In very general terms there are four different surgical approaches to removing and / or examining skin lesions:
- Excision (including 'wide area excision' or 'wide local excision' and 're-excision).
- Flap repair.
- Mohs technique.
This is where a skin lesion is surgically removed using a surgical blade (scalpel). It is necessary to remove not only the affected section of skin, but also a segment of healthy skin tissue around the lesion itself. This is referred to as a 'margin', and ensures that all abnormal cells are removed, even those that may be present, but not visible, in the margin around the lesion. The larger the lesion itself, generally the larger the margin of healthy tissue that needs to be removed. This type of excision is also referred to as a 'wide local excision' or 'WLE'. A re-excision is where an excision biopsy has already been taken in the same area (see biopsy).

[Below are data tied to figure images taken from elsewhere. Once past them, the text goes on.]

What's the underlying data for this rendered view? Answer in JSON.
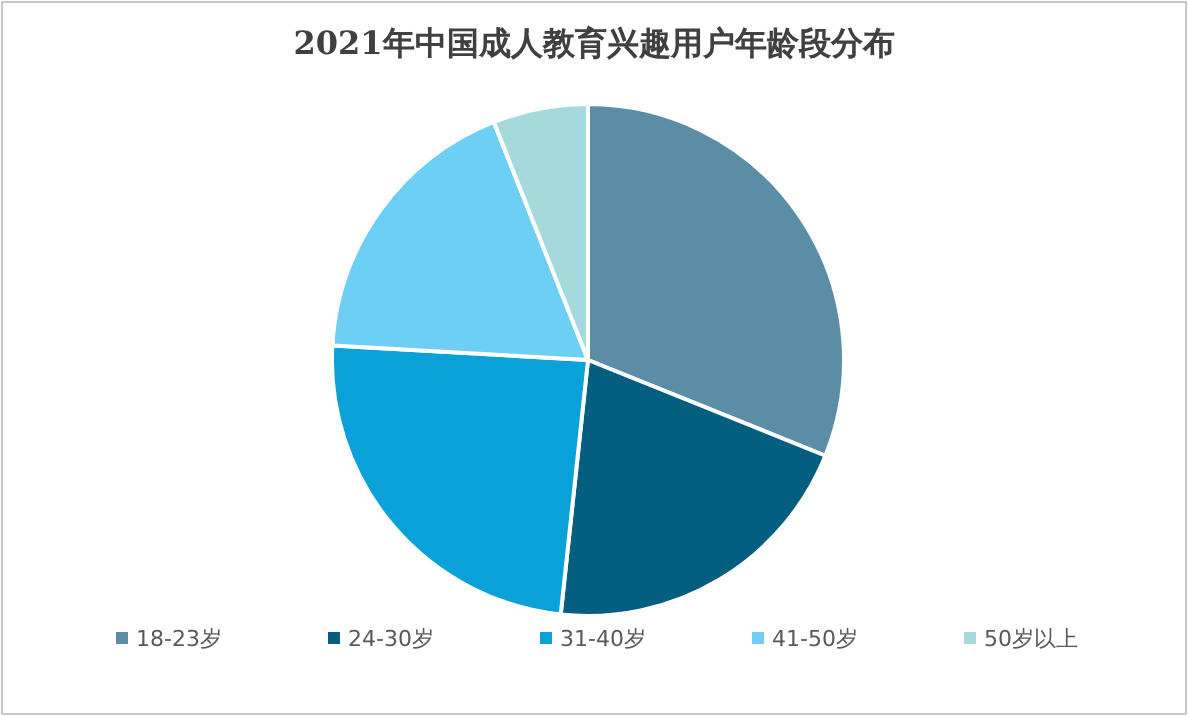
{
  "chart_data": {
    "type": "pie",
    "title": "2021年中国成人教育兴趣用户年龄段分布",
    "categories": [
      "18-23岁",
      "24-30岁",
      "31-40岁",
      "41-50岁",
      "50岁以上"
    ],
    "values": [
      31.1,
      20.6,
      24.2,
      18.1,
      6.0
    ],
    "colors": [
      "#5b8ea6",
      "#045e80",
      "#0aa0d8",
      "#6dcff4",
      "#a6d9dc"
    ],
    "legend": "bottom"
  }
}
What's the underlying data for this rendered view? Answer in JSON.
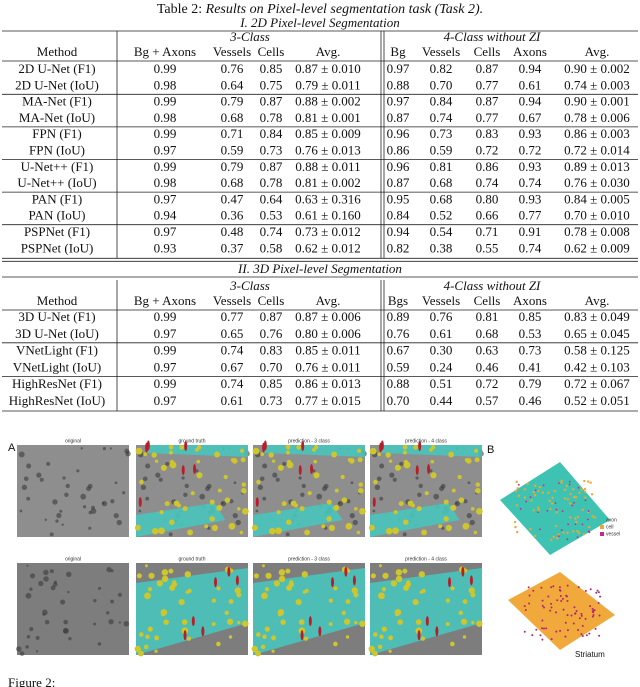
{
  "table": {
    "label": "Table 2:",
    "title": "Results on Pixel-level segmentation task (Task 2).",
    "sections": [
      {
        "title": "I. 2D Pixel-level Segmentation",
        "group_3class": "3-Class",
        "group_4class": "4-Class without ZI",
        "columns": [
          "Method",
          "Bg + Axons",
          "Vessels",
          "Cells",
          "Avg.",
          "Bg",
          "Vessels",
          "Cells",
          "Axons",
          "Avg."
        ],
        "rows": [
          [
            "2D U-Net (F1)",
            "0.99",
            "0.76",
            "0.85",
            "0.87 ± 0.010",
            "0.97",
            "0.82",
            "0.87",
            "0.94",
            "0.90 ± 0.002"
          ],
          [
            "2D U-Net (IoU)",
            "0.98",
            "0.64",
            "0.75",
            "0.79 ± 0.011",
            "0.88",
            "0.70",
            "0.77",
            "0.61",
            "0.74 ± 0.003"
          ],
          [
            "MA-Net (F1)",
            "0.99",
            "0.79",
            "0.87",
            "0.88 ± 0.002",
            "0.97",
            "0.84",
            "0.87",
            "0.94",
            "0.90 ± 0.001"
          ],
          [
            "MA-Net (IoU)",
            "0.98",
            "0.68",
            "0.78",
            "0.81 ± 0.001",
            "0.87",
            "0.74",
            "0.77",
            "0.67",
            "0.78 ± 0.006"
          ],
          [
            "FPN (F1)",
            "0.99",
            "0.71",
            "0.84",
            "0.85 ± 0.009",
            "0.96",
            "0.73",
            "0.83",
            "0.93",
            "0.86 ± 0.003"
          ],
          [
            "FPN (IoU)",
            "0.97",
            "0.59",
            "0.73",
            "0.76 ± 0.013",
            "0.86",
            "0.59",
            "0.72",
            "0.72",
            "0.72 ± 0.014"
          ],
          [
            "U-Net++ (F1)",
            "0.99",
            "0.79",
            "0.87",
            "0.88 ± 0.011",
            "0.96",
            "0.81",
            "0.86",
            "0.93",
            "0.89 ± 0.013"
          ],
          [
            "U-Net++ (IoU)",
            "0.98",
            "0.68",
            "0.78",
            "0.81 ± 0.002",
            "0.87",
            "0.68",
            "0.74",
            "0.74",
            "0.76 ± 0.030"
          ],
          [
            "PAN (F1)",
            "0.97",
            "0.47",
            "0.64",
            "0.63 ± 0.316",
            "0.95",
            "0.68",
            "0.80",
            "0.93",
            "0.84 ± 0.005"
          ],
          [
            "PAN (IoU)",
            "0.94",
            "0.36",
            "0.53",
            "0.61 ± 0.160",
            "0.84",
            "0.52",
            "0.66",
            "0.77",
            "0.70 ± 0.010"
          ],
          [
            "PSPNet (F1)",
            "0.97",
            "0.48",
            "0.74",
            "0.73 ± 0.012",
            "0.94",
            "0.54",
            "0.71",
            "0.91",
            "0.78 ± 0.008"
          ],
          [
            "PSPNet (IoU)",
            "0.93",
            "0.37",
            "0.58",
            "0.62 ± 0.012",
            "0.82",
            "0.38",
            "0.55",
            "0.74",
            "0.62 ± 0.009"
          ]
        ]
      },
      {
        "title": "II. 3D Pixel-level Segmentation",
        "group_3class": "3-Class",
        "group_4class": "4-Class without ZI",
        "columns": [
          "Method",
          "Bg + Axons",
          "Vessels",
          "Cells",
          "Avg.",
          "Bgs",
          "Vessels",
          "Cells",
          "Axons",
          "Avg."
        ],
        "rows": [
          [
            "3D U-Net (F1)",
            "0.99",
            "0.77",
            "0.87",
            "0.87 ± 0.006",
            "0.89",
            "0.76",
            "0.81",
            "0.85",
            "0.83 ± 0.049"
          ],
          [
            "3D U-Net (IoU)",
            "0.97",
            "0.65",
            "0.76",
            "0.80 ± 0.006",
            "0.76",
            "0.61",
            "0.68",
            "0.53",
            "0.65 ± 0.045"
          ],
          [
            "VNetLight (F1)",
            "0.99",
            "0.74",
            "0.83",
            "0.85 ± 0.011",
            "0.67",
            "0.30",
            "0.63",
            "0.73",
            "0.58 ± 0.125"
          ],
          [
            "VNetLight (IoU)",
            "0.97",
            "0.67",
            "0.70",
            "0.76 ± 0.011",
            "0.59",
            "0.24",
            "0.46",
            "0.41",
            "0.42 ± 0.103"
          ],
          [
            "HighResNet (F1)",
            "0.99",
            "0.74",
            "0.85",
            "0.86 ± 0.013",
            "0.88",
            "0.51",
            "0.72",
            "0.79",
            "0.72 ± 0.067"
          ],
          [
            "HighResNet (IoU)",
            "0.97",
            "0.61",
            "0.73",
            "0.77 ± 0.015",
            "0.70",
            "0.44",
            "0.57",
            "0.46",
            "0.52 ± 0.051"
          ]
        ]
      }
    ]
  },
  "figure": {
    "panel_a_label": "A",
    "panel_b_label": "B",
    "image_titles": [
      [
        "original",
        "ground truth",
        "prediction - 3 class",
        "prediction - 4 class"
      ],
      [
        "original",
        "ground truth",
        "prediction - 3 class",
        "prediction - 4 class"
      ]
    ],
    "legend": [
      "axon",
      "cell",
      "vessel"
    ],
    "region_label": "Striatum",
    "caption": "Figure 2:"
  }
}
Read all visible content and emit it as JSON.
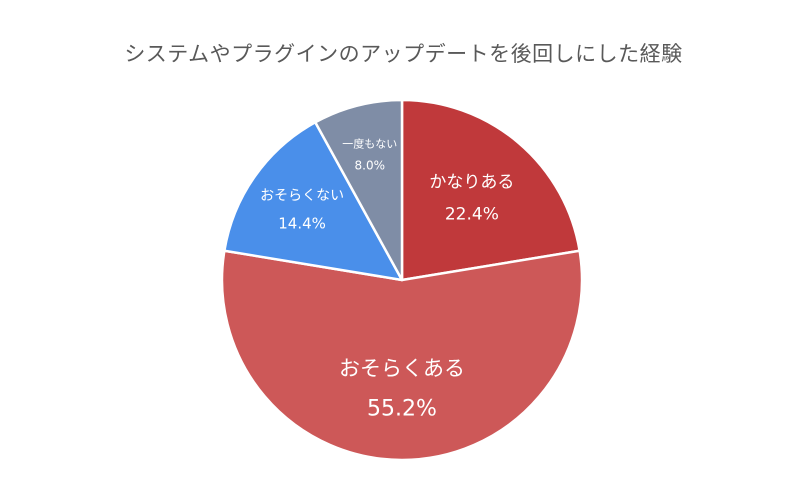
{
  "chart_data": {
    "type": "pie",
    "title": "システムやプラグインのアップデートを後回しにした経験",
    "slices": [
      {
        "label": "かなりある",
        "value": 22.4,
        "value_label": "22.4%",
        "color": "#c0393b"
      },
      {
        "label": "おそらくある",
        "value": 55.2,
        "value_label": "55.2%",
        "color": "#cd5858"
      },
      {
        "label": "おそらくない",
        "value": 14.4,
        "value_label": "14.4%",
        "color": "#4a8fea"
      },
      {
        "label": "一度もない",
        "value": 8.0,
        "value_label": "8.0%",
        "color": "#7f8da6"
      }
    ],
    "start_angle": "12 o'clock",
    "direction": "clockwise",
    "legend": "none"
  }
}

A biopsy is a procedure to remove a section of skin so that it can be analysed for the presence of abnormal or cancerous cells. There are three approaches to taking a biopsy of the skin:
- Excision (as above).
- Punch - this is where a small circle of skin is removed.
- Shave - this is where only a very thin layer of the top section of the skin is removed.

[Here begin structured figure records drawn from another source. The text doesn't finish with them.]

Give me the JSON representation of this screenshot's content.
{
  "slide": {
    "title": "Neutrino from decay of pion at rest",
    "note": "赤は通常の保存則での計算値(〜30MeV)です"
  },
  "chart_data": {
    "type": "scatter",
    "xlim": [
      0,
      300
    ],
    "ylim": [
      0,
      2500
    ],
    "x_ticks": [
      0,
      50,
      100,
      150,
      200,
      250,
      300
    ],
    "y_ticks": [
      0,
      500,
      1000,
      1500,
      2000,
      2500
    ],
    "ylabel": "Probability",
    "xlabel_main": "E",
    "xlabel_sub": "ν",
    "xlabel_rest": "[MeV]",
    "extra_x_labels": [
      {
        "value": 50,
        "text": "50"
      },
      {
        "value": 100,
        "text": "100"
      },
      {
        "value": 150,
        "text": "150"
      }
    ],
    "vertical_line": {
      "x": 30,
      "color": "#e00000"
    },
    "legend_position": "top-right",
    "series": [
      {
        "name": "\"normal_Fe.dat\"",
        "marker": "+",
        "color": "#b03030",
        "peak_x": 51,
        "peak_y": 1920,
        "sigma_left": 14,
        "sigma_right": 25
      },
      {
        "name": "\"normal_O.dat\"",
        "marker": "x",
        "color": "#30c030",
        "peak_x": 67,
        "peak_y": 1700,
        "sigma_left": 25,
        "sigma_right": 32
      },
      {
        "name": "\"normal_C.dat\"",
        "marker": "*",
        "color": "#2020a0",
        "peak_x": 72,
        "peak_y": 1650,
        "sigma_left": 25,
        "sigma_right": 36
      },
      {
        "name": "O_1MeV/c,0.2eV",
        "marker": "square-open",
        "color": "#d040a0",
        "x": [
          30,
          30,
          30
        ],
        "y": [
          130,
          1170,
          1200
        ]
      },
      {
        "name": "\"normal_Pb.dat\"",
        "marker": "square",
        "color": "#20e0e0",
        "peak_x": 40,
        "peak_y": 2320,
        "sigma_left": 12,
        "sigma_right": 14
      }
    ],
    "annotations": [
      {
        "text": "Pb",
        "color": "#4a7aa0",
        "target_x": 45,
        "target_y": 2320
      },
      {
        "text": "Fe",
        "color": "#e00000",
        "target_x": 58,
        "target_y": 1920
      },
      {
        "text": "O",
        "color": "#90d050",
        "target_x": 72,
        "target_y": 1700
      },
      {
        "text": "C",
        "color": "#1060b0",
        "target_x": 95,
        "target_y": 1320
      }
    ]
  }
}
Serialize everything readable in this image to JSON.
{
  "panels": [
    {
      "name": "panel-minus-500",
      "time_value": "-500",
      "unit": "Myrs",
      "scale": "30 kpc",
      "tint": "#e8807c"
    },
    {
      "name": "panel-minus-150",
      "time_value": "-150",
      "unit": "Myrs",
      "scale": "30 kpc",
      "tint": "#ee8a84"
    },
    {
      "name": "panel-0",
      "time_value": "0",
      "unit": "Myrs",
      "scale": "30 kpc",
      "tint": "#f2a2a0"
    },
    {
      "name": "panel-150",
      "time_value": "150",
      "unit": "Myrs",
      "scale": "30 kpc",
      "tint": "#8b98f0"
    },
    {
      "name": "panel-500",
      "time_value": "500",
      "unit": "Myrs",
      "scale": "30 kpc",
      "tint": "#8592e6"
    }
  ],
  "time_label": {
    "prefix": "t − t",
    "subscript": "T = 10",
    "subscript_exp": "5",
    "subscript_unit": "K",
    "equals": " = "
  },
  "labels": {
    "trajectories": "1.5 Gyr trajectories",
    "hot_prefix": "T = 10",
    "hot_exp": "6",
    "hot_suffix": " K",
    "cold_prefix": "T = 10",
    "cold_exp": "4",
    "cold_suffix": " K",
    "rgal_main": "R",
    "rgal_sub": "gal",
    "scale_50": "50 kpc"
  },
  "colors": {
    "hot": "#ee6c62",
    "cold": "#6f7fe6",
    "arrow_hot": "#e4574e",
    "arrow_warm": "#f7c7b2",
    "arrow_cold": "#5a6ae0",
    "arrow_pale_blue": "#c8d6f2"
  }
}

In cases where the section of skin needing to be removed is too large to be able to join the remaining skin on either side, a 'flap repair' may be needed. In this procedure, a section of skin very close to the site of the removed section is also removed and used in the site where the skin was removed. The advantage of flap repairs over other types of skin graft is that the skin retains its natural appearance, and recovery from the surgery is quicker as the original blood supply remains in place.

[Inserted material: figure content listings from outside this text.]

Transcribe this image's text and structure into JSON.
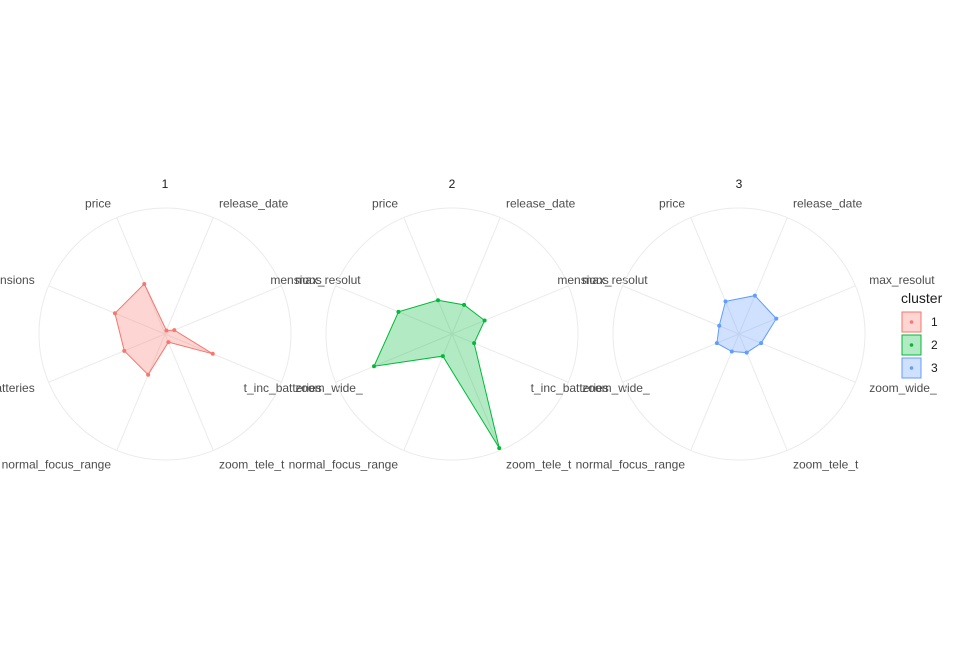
{
  "chart_data": {
    "type": "radar",
    "axes": [
      "price",
      "release_date",
      "max_resolut",
      "zoom_wide_",
      "zoom_tele_t",
      "normal_focus_range",
      "t_inc_batteries",
      "mensions"
    ],
    "rlim": [
      0,
      1
    ],
    "grid": true,
    "legend": {
      "title": "cluster",
      "placement": "right"
    },
    "facets": [
      {
        "title": "1",
        "cluster": "1",
        "color": "#F8766D",
        "fill": "#F8766D",
        "values": [
          0.43,
          0.03,
          0.08,
          0.41,
          0.07,
          0.35,
          0.35,
          0.43
        ]
      },
      {
        "title": "2",
        "cluster": "2",
        "color": "#00BA38",
        "fill": "#00BA38",
        "values": [
          0.29,
          0.25,
          0.28,
          0.19,
          0.98,
          0.19,
          0.67,
          0.46
        ]
      },
      {
        "title": "3",
        "cluster": "3",
        "color": "#619CFF",
        "fill": "#619CFF",
        "values": [
          0.28,
          0.33,
          0.32,
          0.19,
          0.16,
          0.15,
          0.19,
          0.17
        ]
      }
    ],
    "legend_entries": [
      {
        "label": "1",
        "color": "#F8766D"
      },
      {
        "label": "2",
        "color": "#00BA38"
      },
      {
        "label": "3",
        "color": "#619CFF"
      }
    ]
  }
}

Also known as Mohs surgery, this is a relatively new procedure often used where the risk of abnormal or cancerous cells regrowing is deemed to be high or where sections of skin needing to be removed are on the fingers or near the eyes or ears. Mohs surgery involves removing incredibly thin sections from the surface of the lesion and having these sections immediately analysed for the presence of abnormal cells. This is continued until a section of lesion is examined which is completely clear of abnormal cells. Due to the need for real time analysis, this approach takes more time than conventional techniques and is not performed by Dr Janine Arnold.